Douze Etats membres défendent la place de la politique de cohésion
La Bulgarie, l’Espagne, l’Estonie, la Grèce, la Hongrie, la Lettonie, la Lituanie, le Portugal, la Roumanie, la Slovaquie, la Slovénie et la République tchèque, ont signé une déclaration commune pour défendre les crédits de cohésion dans le nouveau Cadre Financier Pluriannuel (CFP). « La politique de cohésion doit rester un outil de développement fort, intégré, avec un niveau de financement similaire à celui de la période financière actuelle » indique le texte. Cette prise de position fait suite à celle des huit Etats membres* contributeurs nets au budget de l’UE qui ont jugé trop élevée la proposition de la Commission européenne.
* Autriche, Allemagne, Finlande, France, Italie, Pays-Bas, Suède et Royaume-Uni.
Politique de cohésion et régions intermédiaires
Bruno LeMaire a officiellement annoncé le 24 novembre lors du Congrès des Maires de France que la France soutiendrait la création d’une nouvelle catégorie de régions en transition permettant ainsi à dix régions françaises de bénéficier d’un financement européen renforcé.
Politique de cohésion et changement démographique
Une résolution du PE, adoptée le 15 novembre à Strasbourg, demande la prise en compte dans la prochaine programmation du FEDER du changement démographique. Elle demande en particulier le recours aux Fonds structurels pour soutenir la construction de logements et autres infrastructures spécifiques adaptés aux besoins des personnes âgées, pour encourager des mesures complémentaires dans le domaine de la télémédecine et des soins et pour favoriser l’activité des personnes âgées.

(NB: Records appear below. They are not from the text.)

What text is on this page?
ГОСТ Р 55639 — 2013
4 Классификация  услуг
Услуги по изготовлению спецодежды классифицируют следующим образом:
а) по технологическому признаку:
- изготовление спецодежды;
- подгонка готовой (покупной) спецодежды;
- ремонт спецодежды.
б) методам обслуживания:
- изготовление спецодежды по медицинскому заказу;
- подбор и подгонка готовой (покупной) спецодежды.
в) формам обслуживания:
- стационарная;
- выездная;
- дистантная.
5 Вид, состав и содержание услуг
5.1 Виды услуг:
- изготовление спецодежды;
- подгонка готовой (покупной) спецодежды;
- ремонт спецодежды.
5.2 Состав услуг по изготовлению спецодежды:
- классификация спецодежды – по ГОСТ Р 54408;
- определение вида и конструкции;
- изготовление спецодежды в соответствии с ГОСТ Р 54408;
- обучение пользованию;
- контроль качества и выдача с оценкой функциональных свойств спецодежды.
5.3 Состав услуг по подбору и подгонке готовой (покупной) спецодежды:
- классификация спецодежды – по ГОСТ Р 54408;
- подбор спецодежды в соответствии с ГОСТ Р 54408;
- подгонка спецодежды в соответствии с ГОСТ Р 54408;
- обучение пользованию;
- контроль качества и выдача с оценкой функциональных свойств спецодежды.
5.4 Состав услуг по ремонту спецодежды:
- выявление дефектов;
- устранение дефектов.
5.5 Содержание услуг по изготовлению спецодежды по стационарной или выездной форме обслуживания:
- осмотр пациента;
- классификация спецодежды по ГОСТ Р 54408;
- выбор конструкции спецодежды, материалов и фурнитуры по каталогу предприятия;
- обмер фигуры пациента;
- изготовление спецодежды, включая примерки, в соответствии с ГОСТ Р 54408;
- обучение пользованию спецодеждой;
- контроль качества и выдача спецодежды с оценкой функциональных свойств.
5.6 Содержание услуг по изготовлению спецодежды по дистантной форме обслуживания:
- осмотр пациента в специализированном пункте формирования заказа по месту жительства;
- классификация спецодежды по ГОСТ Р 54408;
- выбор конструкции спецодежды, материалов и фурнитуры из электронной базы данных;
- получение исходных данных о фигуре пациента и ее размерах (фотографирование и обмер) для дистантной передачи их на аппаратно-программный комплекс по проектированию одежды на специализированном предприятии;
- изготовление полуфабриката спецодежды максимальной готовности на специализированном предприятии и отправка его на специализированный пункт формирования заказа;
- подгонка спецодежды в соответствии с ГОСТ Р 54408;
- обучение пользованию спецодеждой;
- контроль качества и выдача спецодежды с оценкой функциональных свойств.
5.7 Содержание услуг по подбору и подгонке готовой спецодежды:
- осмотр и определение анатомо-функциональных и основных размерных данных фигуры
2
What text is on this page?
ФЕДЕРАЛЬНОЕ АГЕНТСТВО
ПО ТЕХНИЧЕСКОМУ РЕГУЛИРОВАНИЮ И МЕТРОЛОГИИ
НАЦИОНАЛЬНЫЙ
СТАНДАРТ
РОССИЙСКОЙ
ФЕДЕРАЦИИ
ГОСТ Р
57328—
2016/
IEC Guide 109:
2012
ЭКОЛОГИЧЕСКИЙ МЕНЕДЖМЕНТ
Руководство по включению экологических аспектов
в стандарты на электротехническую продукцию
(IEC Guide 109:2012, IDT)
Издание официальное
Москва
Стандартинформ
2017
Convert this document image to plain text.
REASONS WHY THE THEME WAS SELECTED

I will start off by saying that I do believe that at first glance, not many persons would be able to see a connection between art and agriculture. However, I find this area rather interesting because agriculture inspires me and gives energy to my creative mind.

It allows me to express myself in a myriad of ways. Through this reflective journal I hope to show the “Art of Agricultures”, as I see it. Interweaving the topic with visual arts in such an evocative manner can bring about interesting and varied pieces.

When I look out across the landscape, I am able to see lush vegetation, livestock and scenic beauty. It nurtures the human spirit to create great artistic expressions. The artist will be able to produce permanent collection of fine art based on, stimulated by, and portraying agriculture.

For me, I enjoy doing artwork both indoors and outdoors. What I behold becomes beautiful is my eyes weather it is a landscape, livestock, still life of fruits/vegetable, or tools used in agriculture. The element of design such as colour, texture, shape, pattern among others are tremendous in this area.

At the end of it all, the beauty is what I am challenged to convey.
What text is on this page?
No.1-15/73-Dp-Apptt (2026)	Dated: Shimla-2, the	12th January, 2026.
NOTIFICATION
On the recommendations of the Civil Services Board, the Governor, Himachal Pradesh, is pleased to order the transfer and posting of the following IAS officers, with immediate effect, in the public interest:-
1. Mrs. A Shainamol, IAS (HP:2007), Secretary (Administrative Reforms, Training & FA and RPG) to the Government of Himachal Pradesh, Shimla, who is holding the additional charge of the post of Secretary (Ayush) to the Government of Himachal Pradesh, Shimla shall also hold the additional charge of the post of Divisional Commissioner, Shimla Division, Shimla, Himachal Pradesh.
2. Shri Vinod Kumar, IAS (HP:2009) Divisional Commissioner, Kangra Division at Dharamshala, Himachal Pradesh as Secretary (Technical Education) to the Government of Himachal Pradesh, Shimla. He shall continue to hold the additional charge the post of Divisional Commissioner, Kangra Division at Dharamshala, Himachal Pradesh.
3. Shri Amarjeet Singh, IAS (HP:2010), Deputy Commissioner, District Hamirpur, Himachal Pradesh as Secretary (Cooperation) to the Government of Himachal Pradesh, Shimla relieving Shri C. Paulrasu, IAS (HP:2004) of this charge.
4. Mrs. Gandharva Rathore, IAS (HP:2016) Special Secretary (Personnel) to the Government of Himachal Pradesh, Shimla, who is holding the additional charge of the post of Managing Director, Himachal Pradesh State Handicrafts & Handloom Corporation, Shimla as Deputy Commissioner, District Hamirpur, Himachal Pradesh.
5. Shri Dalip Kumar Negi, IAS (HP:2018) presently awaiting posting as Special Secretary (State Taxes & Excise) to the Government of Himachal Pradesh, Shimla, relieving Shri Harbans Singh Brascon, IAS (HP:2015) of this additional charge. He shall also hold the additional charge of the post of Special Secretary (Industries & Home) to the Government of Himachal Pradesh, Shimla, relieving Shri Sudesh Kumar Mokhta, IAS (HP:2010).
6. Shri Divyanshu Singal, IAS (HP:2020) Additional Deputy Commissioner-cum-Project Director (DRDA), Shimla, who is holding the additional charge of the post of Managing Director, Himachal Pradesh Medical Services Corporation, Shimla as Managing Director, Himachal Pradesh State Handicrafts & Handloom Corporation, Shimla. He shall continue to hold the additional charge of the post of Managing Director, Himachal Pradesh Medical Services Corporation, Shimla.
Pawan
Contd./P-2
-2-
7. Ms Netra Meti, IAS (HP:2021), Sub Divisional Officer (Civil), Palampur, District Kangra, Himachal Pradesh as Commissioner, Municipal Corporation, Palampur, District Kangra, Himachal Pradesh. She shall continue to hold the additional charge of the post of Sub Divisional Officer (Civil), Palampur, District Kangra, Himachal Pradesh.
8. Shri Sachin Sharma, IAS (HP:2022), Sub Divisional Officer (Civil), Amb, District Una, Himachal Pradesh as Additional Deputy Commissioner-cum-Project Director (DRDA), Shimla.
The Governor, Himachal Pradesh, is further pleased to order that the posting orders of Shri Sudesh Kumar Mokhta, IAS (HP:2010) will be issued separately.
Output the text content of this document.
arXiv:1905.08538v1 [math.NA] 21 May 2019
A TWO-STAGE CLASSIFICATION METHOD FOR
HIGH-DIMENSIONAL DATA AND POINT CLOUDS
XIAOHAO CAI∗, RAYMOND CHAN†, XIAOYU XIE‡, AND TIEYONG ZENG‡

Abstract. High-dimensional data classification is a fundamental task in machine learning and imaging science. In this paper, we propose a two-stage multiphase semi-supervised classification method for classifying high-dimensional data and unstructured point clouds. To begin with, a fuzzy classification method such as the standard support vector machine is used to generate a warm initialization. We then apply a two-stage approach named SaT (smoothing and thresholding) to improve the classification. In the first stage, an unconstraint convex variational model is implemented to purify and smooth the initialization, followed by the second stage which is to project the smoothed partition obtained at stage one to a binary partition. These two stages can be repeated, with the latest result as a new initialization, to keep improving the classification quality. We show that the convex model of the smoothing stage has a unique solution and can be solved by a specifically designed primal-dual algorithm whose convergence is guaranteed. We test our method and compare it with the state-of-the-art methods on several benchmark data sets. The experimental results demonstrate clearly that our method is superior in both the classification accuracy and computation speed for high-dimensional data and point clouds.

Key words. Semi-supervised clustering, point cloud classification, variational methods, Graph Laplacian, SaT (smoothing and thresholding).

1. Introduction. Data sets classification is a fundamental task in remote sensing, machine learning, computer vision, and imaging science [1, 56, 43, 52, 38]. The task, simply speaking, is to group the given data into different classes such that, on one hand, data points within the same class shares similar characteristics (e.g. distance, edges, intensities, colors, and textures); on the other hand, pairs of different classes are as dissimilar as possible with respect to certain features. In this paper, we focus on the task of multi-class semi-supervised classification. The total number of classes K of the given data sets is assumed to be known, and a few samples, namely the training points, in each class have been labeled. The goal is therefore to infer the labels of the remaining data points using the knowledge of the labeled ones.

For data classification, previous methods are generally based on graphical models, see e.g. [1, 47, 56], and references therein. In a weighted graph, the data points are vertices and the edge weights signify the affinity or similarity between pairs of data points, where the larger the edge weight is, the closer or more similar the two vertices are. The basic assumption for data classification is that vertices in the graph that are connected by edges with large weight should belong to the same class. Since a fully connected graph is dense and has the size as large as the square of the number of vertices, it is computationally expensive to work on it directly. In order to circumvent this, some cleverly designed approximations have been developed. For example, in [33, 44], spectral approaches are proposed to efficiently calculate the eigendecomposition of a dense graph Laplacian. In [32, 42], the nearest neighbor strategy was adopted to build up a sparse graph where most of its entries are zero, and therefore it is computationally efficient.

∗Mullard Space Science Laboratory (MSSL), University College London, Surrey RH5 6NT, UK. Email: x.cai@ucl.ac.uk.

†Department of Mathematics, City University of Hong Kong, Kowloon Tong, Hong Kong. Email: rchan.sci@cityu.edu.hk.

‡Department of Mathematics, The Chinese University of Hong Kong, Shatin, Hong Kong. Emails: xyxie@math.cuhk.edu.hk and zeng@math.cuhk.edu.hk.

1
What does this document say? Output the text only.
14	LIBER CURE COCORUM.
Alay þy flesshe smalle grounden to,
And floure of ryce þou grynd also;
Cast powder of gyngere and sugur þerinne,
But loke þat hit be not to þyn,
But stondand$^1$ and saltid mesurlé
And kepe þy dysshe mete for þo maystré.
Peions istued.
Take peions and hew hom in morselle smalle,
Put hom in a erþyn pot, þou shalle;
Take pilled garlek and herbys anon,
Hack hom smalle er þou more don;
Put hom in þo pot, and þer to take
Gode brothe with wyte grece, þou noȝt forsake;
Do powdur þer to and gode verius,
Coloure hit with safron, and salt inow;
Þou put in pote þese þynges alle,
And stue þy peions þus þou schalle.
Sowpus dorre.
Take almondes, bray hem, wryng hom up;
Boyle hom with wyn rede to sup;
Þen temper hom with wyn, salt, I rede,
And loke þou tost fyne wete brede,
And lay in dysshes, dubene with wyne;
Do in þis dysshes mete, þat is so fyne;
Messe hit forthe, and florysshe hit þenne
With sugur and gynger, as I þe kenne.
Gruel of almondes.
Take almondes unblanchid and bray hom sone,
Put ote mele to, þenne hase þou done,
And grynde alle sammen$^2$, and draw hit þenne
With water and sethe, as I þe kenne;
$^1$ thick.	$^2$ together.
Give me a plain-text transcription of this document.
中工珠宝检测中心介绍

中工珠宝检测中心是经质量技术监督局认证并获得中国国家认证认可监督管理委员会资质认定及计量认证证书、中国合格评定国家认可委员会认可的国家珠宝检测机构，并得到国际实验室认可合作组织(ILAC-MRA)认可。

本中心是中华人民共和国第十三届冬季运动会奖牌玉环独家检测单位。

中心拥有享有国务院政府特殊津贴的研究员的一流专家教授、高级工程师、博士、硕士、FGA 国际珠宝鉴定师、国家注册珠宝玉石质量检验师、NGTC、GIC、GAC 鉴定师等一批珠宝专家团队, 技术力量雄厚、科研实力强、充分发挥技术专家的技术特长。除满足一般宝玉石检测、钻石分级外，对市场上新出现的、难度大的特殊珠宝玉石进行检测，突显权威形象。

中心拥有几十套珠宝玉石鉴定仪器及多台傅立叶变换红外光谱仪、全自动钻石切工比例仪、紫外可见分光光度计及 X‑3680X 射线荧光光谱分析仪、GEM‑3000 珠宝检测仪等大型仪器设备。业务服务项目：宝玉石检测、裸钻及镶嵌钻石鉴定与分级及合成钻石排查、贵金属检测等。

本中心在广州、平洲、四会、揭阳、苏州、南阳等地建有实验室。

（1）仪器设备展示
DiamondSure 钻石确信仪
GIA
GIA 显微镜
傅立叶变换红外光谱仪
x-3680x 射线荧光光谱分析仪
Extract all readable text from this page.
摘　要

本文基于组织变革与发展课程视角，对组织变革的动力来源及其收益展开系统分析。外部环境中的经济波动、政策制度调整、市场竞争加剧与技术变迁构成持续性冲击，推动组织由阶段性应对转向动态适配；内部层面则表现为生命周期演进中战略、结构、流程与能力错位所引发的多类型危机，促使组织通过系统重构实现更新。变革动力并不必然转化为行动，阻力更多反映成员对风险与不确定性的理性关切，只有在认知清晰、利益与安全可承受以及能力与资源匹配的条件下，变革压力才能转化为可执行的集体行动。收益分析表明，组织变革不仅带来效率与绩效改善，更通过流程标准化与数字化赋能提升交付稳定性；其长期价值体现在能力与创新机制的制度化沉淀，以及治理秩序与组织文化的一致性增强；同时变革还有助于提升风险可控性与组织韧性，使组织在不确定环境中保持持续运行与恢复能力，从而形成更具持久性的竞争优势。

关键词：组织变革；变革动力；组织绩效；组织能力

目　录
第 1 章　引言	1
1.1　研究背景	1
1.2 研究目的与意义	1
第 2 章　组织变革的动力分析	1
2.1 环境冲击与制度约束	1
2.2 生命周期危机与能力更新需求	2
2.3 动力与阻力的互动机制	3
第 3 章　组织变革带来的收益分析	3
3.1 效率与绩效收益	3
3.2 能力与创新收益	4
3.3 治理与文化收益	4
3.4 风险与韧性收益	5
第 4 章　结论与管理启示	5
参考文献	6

Politique de cohésion et crise
La commission du développement régional du Parlement européen a adopté, le 14 novembre dernier, un rapport préconisant de porter temporairement à 95% le taux de cofinancement de la politique de cohésion pour des projets de développement territorial dans les régions d’Europe les plus touchées par la crise : Grèce, Irlande, Portugal, Roumanie, Lettonie et Hongrie.